きょうのNY為替市場、この日発表のISM製造業景気指数を受けてドルの戻り売りが強まった。ISM指数は49.4と予想を大きく下回り、景気判断の分岐点である50も下回った。50を下回るのは2月以来。詳細を見ても、雇用が2ヵ月連続で低下しているほか、受注や生産も大きく低下している。今回のISMはさすがに弱いと言わざるを得ないであろう。明日の米雇用統計を前にドルは買い戻しが加速していたが、冷や水を浴びせられた格好。
ドル円は明日の米雇用統計を控え買い戻しが強まり、一時104円を付ける場面も見られた。
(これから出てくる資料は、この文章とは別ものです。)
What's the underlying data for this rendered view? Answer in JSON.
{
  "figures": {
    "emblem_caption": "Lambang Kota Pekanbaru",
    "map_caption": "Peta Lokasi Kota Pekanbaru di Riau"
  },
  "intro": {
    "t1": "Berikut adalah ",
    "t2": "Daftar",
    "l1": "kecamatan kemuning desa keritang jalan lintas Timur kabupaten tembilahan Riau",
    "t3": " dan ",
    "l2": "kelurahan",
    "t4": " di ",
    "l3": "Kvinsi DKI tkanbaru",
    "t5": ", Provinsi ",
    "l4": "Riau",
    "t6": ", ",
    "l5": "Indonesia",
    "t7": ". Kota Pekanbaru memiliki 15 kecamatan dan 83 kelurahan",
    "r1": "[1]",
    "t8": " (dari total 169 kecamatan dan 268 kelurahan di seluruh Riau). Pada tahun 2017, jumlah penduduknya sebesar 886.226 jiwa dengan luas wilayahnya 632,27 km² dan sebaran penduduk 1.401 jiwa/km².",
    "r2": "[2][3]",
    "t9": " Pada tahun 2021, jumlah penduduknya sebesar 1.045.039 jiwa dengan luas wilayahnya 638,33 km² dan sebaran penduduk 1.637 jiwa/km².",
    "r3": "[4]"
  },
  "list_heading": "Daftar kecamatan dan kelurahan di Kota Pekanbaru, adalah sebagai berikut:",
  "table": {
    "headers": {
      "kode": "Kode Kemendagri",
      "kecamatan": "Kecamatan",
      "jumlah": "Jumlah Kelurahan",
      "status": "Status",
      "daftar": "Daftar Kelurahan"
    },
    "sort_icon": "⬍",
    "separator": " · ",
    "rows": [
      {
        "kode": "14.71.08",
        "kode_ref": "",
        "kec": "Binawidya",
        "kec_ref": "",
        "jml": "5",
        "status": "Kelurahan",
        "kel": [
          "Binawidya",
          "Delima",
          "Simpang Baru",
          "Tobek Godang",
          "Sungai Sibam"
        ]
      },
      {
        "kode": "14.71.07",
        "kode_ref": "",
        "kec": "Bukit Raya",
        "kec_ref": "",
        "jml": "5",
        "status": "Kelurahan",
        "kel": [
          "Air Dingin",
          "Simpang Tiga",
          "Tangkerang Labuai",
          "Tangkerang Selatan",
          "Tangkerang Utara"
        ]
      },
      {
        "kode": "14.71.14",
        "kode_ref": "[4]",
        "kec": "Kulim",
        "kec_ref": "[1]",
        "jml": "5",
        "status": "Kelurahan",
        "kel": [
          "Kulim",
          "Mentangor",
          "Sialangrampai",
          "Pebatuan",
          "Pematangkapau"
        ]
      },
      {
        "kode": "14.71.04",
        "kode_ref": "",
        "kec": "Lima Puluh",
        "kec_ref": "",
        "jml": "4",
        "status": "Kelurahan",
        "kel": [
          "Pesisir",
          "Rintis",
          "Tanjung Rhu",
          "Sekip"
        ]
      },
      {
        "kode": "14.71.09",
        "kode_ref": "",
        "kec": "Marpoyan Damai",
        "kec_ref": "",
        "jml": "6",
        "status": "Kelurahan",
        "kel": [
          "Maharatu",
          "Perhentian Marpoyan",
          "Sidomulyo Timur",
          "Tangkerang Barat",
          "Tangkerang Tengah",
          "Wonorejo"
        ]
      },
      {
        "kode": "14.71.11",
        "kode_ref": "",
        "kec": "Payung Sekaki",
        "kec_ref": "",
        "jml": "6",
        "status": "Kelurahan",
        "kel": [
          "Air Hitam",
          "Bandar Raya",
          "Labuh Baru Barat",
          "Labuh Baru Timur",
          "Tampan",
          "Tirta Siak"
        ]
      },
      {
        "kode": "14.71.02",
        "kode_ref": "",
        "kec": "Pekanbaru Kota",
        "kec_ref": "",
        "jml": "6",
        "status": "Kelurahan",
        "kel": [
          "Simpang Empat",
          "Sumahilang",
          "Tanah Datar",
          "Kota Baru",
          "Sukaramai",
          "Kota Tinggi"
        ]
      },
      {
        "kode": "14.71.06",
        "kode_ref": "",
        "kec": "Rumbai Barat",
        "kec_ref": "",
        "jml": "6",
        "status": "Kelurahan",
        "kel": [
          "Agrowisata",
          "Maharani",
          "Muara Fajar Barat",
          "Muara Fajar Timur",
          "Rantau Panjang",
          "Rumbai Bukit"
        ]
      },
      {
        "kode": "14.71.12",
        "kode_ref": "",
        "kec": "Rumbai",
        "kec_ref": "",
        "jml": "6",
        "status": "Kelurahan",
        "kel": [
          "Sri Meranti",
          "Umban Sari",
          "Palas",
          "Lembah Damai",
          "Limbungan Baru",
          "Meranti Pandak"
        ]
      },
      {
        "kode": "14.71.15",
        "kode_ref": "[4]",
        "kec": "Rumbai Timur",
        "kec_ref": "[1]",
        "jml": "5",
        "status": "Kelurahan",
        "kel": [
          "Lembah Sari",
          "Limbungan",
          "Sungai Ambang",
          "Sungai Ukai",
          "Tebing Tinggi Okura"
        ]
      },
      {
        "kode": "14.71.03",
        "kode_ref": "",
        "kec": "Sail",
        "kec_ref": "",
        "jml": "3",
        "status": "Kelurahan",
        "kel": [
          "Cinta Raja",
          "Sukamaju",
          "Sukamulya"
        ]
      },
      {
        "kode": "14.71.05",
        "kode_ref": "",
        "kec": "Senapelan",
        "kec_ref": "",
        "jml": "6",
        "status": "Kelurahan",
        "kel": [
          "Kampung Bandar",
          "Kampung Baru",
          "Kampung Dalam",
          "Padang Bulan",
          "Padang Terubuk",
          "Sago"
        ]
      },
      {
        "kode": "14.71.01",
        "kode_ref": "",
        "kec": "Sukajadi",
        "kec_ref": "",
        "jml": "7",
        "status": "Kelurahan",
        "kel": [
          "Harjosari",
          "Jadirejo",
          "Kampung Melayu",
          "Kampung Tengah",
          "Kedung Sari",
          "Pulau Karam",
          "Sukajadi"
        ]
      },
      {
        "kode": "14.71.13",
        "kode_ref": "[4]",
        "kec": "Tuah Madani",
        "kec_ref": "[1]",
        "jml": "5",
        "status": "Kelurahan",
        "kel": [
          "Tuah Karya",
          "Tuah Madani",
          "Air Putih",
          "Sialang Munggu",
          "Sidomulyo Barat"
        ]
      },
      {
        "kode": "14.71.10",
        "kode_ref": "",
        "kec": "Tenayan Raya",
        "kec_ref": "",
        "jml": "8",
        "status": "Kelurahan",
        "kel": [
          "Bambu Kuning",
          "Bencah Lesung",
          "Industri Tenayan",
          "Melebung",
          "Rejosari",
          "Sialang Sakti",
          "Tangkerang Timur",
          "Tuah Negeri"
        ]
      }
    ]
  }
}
マクロ系のファンドの買いも入っていたようだが、主に投機筋が中心だった模様。しかし、ISM指数が弱い内容だったことから、ドル円は一気に売りが強まり、103円台前半に下落している。買いの主体が投機筋だっただけに値が軽く、直ぐに戻り売りに押されたようだ。
一方、ユーロドルは急速に買戻しが入り1.12台に上昇。明日の米雇用統計を控えて、今週はドルの買い戻しも見られ、ユーロドルは戻り売りに押される展開が続いていた。1.11台前半にある200日線を試す動きがここ数日続いていたが、きょうもサポートされた格好となっている。
ISM指数を受けての買戻しの動きは、やや過剰反応のようにも見られるが、明日の米雇用統計を前に神経質になっているかもしれない。
ポンドは強い動きが目立った。ポンドドルはISM指数が弱かったこともあり、一時1.33台まで上昇。ロンドン時間に発表になった8月の製造業PMIが予想以上に強い内容で、景気判断の分岐点である50も上回った。ポンド安の効果もあるのか、英製造業のセンチメントにはEU離脱問題の悪影響が、現段階では強まっていない様子が示されている。
明日は建設業のPMIが発表され、こちらも期待したいところではあるが、英住宅市場や商用不動産市場の落ち込みを考慮すれば、製造業ほどの強さを見せるかは未知数。
7月以降続いているレンジを上抜ける可能性も出始めているが、明日の米雇用統計次第といったところではある。特に対ユーロでの買い戻しが続くか注目される。